Tag Archives: technologically challenged

Learning Computer Graphics – For Healing

Robin botie of Ithaca, New York, uses Adobe Acrobat Illustrator and Photoshop to create a vector portrait of her daughter Marika Warden who died of leukemia.This is a vector portrait of my daughter Marika Joy Warden who was an aspiring young writer before she died of complications from cancer. It looks simple. But it took me forever to draw. Every shadow and highlight was painstakingly plotted out with a computer mouse-operated “pen tool” in the Adobe Acrobat Illustrator program.

Vector art is based on complex computer-generated mathematical equations that keep track of the relationships between every point, line, and shape in a composition. Every detail has to be traced out individually into a new shape. So highly detailed work is too time-consuming or impossible to create. Hence, vector portraits look like cartoon caricatures.

Six years ago, other than emailing, I had little use for computers. Technologically challenged, I would never have attempted anything like this. But when Marika died, one of the ways I found to cope with my grief was to “invite her into my life.” So I explored some of the things she loved that were foreign to me, and tried to adopt them in order to become more like her. She wrote, so I wrote. Writing led to blogging, which led to Facebook and wanting to illustrate what I wrote using photography, which led me to Photoshop. It should have stopped there; I was living the life Marika would have loved, spending hours on social media sites, writing and photographing. But the Marika-In-Me somehow got me to enroll in a Computer Graphics course at Tompkins-Cortland Community College. Since January I’ve been subjecting myself to weekly cranial electroshocking in a small class of talented techie guys and our very patient instructor, Christine Shanks. And the Illustrator program which makes learning Japanese look easy.

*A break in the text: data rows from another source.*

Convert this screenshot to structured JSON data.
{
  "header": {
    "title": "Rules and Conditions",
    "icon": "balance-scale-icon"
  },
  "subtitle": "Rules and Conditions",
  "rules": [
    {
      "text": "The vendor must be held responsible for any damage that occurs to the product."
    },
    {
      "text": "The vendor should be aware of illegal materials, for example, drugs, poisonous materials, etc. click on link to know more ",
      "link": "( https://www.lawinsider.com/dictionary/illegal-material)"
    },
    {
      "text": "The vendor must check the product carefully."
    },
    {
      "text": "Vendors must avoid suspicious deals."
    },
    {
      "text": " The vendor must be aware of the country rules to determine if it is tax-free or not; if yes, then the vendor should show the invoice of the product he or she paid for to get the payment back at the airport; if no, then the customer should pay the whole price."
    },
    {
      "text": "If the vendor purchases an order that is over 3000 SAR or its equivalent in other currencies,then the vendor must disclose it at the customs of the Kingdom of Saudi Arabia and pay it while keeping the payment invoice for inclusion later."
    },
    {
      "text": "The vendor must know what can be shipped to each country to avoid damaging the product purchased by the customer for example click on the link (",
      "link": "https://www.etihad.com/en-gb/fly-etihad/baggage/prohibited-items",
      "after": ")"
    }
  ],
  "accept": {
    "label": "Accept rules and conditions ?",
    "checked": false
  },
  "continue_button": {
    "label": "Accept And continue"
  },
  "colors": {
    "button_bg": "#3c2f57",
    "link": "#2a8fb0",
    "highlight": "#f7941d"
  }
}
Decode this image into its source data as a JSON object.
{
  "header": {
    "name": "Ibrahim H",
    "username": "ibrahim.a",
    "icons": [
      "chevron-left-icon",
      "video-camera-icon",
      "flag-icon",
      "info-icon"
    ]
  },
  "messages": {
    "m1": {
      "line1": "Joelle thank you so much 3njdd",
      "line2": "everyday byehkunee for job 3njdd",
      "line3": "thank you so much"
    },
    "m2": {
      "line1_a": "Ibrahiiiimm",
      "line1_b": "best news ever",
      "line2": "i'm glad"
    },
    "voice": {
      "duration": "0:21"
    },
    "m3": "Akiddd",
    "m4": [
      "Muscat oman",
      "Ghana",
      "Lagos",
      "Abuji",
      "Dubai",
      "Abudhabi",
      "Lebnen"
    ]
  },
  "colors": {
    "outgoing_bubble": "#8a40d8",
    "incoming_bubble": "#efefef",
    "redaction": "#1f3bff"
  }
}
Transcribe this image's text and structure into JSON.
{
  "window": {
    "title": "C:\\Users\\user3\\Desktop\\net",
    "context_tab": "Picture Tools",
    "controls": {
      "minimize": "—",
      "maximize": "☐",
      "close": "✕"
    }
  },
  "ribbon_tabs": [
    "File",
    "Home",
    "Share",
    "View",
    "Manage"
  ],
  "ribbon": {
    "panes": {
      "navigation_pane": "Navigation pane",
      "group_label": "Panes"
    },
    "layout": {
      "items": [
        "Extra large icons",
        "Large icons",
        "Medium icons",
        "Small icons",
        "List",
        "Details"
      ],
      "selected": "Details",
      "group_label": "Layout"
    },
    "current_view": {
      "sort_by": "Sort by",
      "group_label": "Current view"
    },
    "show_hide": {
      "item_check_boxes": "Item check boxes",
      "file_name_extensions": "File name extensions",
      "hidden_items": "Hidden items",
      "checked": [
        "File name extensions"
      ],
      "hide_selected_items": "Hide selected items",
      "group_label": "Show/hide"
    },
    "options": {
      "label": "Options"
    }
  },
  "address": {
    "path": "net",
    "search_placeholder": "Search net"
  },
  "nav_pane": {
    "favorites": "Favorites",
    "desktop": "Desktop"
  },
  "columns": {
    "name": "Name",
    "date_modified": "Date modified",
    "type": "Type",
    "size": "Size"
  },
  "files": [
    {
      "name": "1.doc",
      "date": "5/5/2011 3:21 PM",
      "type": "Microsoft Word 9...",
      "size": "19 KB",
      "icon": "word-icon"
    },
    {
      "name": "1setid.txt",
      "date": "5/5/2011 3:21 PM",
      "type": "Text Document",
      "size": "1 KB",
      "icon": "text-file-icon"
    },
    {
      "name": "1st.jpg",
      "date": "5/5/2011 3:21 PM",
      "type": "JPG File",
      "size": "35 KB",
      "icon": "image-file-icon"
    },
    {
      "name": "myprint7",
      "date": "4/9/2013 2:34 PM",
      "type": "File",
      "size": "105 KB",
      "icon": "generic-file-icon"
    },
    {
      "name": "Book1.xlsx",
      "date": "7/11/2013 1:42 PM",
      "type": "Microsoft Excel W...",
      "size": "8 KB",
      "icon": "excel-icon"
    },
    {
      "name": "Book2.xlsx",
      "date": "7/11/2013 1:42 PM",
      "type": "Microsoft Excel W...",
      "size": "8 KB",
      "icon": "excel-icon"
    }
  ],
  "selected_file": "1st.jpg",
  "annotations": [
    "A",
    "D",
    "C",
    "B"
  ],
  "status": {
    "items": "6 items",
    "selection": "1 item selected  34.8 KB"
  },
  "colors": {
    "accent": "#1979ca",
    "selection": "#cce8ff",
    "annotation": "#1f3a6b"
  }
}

It was so difficult, my head hurt. Close to tears and tearing my hair out, I begged for help at every step of the way on this vector portrait project. But I kept going because it was to be for Marika’s birthday. Also, I believe challenging oneself can be healing. And as I worked I saw her eyes. The hazel eyes I love and miss. Even converted into strange shapes, points and vectors, they were still her eyes. They stared back at me, smiling, all the while. Like they were touching me from heaven.

Happy birthday Marika. Wherever you are. Thanks for making me a bigger person.

 

Does anyone else do something they’re proud of or maybe terrified of, to honor a dead loved one? What were you doing when you last wondered, what am I doing here?